STI rebounds after Monday sell-off, Latest Business News - The New Paper

STI rebounds after Monday sell-off

This article is more than 12 months old

Asian markets also lifted by news that China's Vice-Premier will head to US for trade talks

Knee-jerk reactions by investors are often followed by a market recovery the next day, with yesterday's session in Singapore being no different.

The local market was pummelled on Monday after US President Donald Trump said he would raise tariffs on Chinese goods.

Even though market watchers said that the local market was not oversold, Singapore's Straits Times Index (STI) fell by more than three times its average daily range of around 30 points.

This led remisier Ernest Lim to say that the "knee-jerk reaction was larger than expected".

Markets in Asia were also given a lift yesterday by news that Chinese Vice-Premier Liu He will go ahead with a visit to the US tomorrow for trade talks.

The efforts towards reaching a trade deal had been cast in doubt after Mr Trump's move to impose new tariffs on Chinese imports.

The STI overturned some of Monday's 3 per cent slide to close at 3,312.52 yesterday, up 21.90 points or 0.67 per cent.

Markets in Australia, China, Hong Kong and Malaysia closed higher.
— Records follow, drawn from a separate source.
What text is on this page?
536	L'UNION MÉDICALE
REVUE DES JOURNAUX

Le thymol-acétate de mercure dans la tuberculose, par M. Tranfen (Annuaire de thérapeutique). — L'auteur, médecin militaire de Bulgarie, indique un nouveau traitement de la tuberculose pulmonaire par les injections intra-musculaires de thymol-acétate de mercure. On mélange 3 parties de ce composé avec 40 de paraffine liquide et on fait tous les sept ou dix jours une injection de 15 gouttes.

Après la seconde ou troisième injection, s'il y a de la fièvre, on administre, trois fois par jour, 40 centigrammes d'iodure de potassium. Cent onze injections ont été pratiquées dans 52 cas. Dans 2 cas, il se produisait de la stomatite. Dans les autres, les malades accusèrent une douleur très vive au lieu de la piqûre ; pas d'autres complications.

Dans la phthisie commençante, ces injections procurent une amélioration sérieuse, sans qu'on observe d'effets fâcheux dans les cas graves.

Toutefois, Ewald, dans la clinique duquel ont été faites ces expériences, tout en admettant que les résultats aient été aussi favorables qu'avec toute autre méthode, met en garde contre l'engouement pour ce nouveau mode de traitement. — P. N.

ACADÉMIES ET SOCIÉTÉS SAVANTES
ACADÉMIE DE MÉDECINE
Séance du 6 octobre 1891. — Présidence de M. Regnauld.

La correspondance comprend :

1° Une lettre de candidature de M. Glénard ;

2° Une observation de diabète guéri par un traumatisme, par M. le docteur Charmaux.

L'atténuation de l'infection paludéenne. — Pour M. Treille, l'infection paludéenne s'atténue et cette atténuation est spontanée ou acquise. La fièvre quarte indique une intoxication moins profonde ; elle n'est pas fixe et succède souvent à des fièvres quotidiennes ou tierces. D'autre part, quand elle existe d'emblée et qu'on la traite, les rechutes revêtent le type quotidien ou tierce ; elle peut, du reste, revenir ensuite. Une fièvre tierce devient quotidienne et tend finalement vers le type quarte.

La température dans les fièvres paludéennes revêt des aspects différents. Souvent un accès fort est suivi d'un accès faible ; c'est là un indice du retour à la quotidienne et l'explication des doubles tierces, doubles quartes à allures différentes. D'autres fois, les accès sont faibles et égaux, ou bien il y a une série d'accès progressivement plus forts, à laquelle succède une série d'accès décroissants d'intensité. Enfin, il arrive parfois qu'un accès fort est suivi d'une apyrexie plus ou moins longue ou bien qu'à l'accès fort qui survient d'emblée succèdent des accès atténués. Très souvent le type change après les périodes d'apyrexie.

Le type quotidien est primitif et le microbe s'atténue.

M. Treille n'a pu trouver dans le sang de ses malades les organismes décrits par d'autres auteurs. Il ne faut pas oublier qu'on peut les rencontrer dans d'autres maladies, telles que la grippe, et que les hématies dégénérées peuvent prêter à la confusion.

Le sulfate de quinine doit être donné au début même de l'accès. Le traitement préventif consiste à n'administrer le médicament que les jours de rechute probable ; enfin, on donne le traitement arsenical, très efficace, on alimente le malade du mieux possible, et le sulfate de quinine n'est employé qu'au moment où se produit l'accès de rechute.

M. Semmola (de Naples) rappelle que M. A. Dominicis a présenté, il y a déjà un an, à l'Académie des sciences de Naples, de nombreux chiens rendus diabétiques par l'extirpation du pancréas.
Meanwhile, both South Korea and Japan, which were closed on Monday, ended lower.

Trading on the Singapore bourse clocked in at 1.05 billion securities, 83 per cent of the daily average over the first three months of 2019.

Total turnover came to $1.15 billion, 12 per cent more than the January-to-March daily average.

Across the market, advancers outpaced decliners 279 to 142.

Global Invacom Group (GInva) was the Singapore bourse's most traded on the day. The satellite communications equipment provider surged by as much as 16 per cent during early trading before the company said it was awarded US$6 million in contracts to supply direct-to-home satellite units.

GInva eventually closed at 8.5 cents, up 2.3 cents or 37.1 per cent, with 50 million shares traded. Its stock is up by almost 1.5 times this year.

The benchmark index saw 27 of its 30 components closing in the black.

Among them, Genting Singapore was the blue-chip index's most traded, closing flat at 95 cents with 33 million shares changing hands.

The casino operator is due to release its first-quarter earnings tomorrow after market close.

The local banks, all of which saw their shares drop by more than 3.9 per cent on Monday, made up for some of those losses.

DBS Group Holdings closed 24 cents or 0.9 per cent higher at $26.77; OCBC Bank advanced eight cents or 0.7 per cent higher at $11.57; and United Overseas Bank (UOB) added 15 cents or 0.6 per cent up at $26.

OCBC Investment Research's head of research Carmen Lee said that following Monday's session, DBS and UOB stocks "have already corrected sharply and are now below our recommended re-entry price levels".

Meanwhile, Mr Lim suggested to his clients to consider picking up OCBC's shares following Monday's dip, with the bank due to release earnings on Friday.

Defensives such as utilities and telecommunications were among the other big gainers on the day.

China Everbright Water shares gained two cents or 4.8 per cent to end at 43.5 cents, while telco Singtel advanced six cents or 1.9 per cent to close at $3.16.

IG market strategist Pan Jingyi told The Business Times that due to uncertainties revolving around the outcome of trade talks, "it would not be surprising if investor interest in such sectors continues this week".

Perhaps, investors should stay cautious as some degree of uncertainty still remains.

As a trader put it: "If you must, nibble but not gobble up stocks after Monday's sell-off, otherwise, it would not hurt much to stay on the sidelines."